Attributes of actual costing compared to standard costing.
Since transactions are costed at actual cost, variances are rare. IPV can be included in the
item unit cost.
Since items are transacted at actual cost, cost should be collected before issuing the item.
Receipts and issues are costed in the same sequence as the transactions are entered.
Allowing inventory to have a negative quantity balance may introduce variances.
Similarly, completions from WIP should be processed after the charges to the job. The WIP
cost processor will cost all those charges before it costs the completion transaction. If some
charges are incomplete, an algorithm provides an approximate cost.
Product Managers are responsible for their sales and gross margin based on actual cost.
Accounting effort is reduced. Cost history and trends subtitute for variance analysis
Attributes of Average Costing
Average Costing is an actual costing method. Transactions are costed at the average cost
of the item in the Inventory Organization.
Each receipt of an item causes the items average unit cost to be recalculated.
IPV can be posted automatically or with a review step.
An Average Cost Updated can be used to change the item unit cost.
Attributes of FIFO Costing (First In First Out)
FIFO costing is an actual costing method.
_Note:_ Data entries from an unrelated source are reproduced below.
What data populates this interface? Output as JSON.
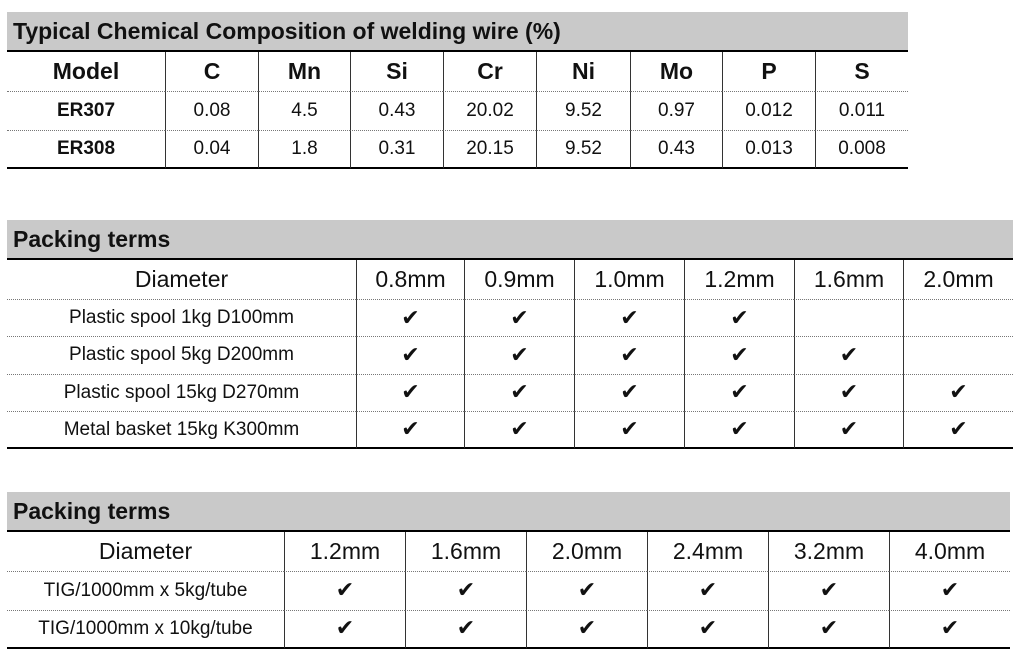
{
  "tables": [
    {
      "title": "Typical Chemical Composition of welding wire (%)",
      "header": [
        "Model",
        "C",
        "Mn",
        "Si",
        "Cr",
        "Ni",
        "Mo",
        "P",
        "S"
      ],
      "rows": [
        [
          "ER307",
          "0.08",
          "4.5",
          "0.43",
          "20.02",
          "9.52",
          "0.97",
          "0.012",
          "0.011"
        ],
        [
          "ER308",
          "0.04",
          "1.8",
          "0.31",
          "20.15",
          "9.52",
          "0.43",
          "0.013",
          "0.008"
        ]
      ]
    },
    {
      "title": "Packing terms",
      "header": [
        "Diameter",
        "0.8mm",
        "0.9mm",
        "1.0mm",
        "1.2mm",
        "1.6mm",
        "2.0mm"
      ],
      "rows": [
        [
          "Plastic spool 1kg D100mm",
          "✔",
          "✔",
          "✔",
          "✔",
          null,
          null
        ],
        [
          "Plastic spool 5kg D200mm",
          "✔",
          "✔",
          "✔",
          "✔",
          "✔",
          null
        ],
        [
          "Plastic spool 15kg D270mm",
          "✔",
          "✔",
          "✔",
          "✔",
          "✔",
          "✔"
        ],
        [
          "Metal basket 15kg K300mm",
          "✔",
          "✔",
          "✔",
          "✔",
          "✔",
          "✔"
        ]
      ]
    },
    {
      "title": "Packing terms",
      "header": [
        "Diameter",
        "1.2mm",
        "1.6mm",
        "2.0mm",
        "2.4mm",
        "3.2mm",
        "4.0mm"
      ],
      "rows": [
        [
          "TIG/1000mm x 5kg/tube",
          "✔",
          "✔",
          "✔",
          "✔",
          "✔",
          "✔"
        ],
        [
          "TIG/1000mm x 10kg/tube",
          "✔",
          "✔",
          "✔",
          "✔",
          "✔",
          "✔"
        ]
      ]
    }
  ]
}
Each receipt creates a separate layer with a
separate cost.
A Layer Cost Update can be used to change the item unit cost one layer at a time.
The issues are costed based on the assumption that the first layer created is the first layer
consumed. The physical consumption may or may not be FIFO.
Returns create new layers rather than adjusting existing layers.
Layers of components are held in WIP jobs.
The only times the system will specify a layer are the Return to Vendor (RTV) and Assembly
Return transactions. It uses the appropriate Purchase Order Layer of WIP job.
Attributes of LIFO Costing (Last In First Out)
LIFO is the same as FIFO except that the consumption rule is opposite.
Perpetual versus Periodic Costing Methods
Each Inventory Organization must select a perpetual costing method from the four available
methods. These methods are perpetual in that transactions are costed during the
accounting period. Optionally, periodic costing methods can recost the transactions without

disturbing the original cost. Although preliminary periodic costing can be run during the
period, the final periodic costing is run after the accounting period close.
Periodic Costing
Periodic Average Costing (PAC) and Incremental LIFO costing are optional cost methods.
One or both can be cost all the transactions in a period without disturbing the perpetual
costs. Each periodic costing method can create one or more user defined cost types. The
cost types may differ from each other by calendar, rates, or status (open period).
Only one cost type should be transferred to General Ledger. In Brazil, some companies
use monthly PAC and do not distribute their perpetual costing methods transactions. The
system provides strong warning if more than one cost type has a transfer to General Ledger
enabled.
Incremental LIFO is only used in Italy.
Periodic Costing can be the most accurate costing method.
By recosting after the period, you can
Match invoices to receipts including additional invoices for freight, duty, and tax.
Use fully absorbed resource rates based on the actual costs and actual usage.
Use fully absorbed overhead rates.
Recost all the jobs based on the just calculated costs of components.
You can combine inventory organizations within a Legal Entity to arrive at a periodic
average cost for that Organization Cost Group.
You can specify periods of a month, quarter, year, or all three.
You can set up cost types with different rates.
You can use the PAC cost to set standard costs or compare them to your perpetual actual
cost.
Remember: Only one cost type should be transferred to General Ledger. A perpetual
costing method must be specified and may be used to provide management information
during the period. If you intend to transfer a PAC cost type to General Ledger, do not
transfer the perpetual methods cost type to General Ledger.
Summary
Oracle Cost Management cost all transactions in manufacturing and does the accounting
for these transactions. Costing can occur immediately after the transaction or can be over a
year later. Besides Standard Costing we provide several different actual costing methods.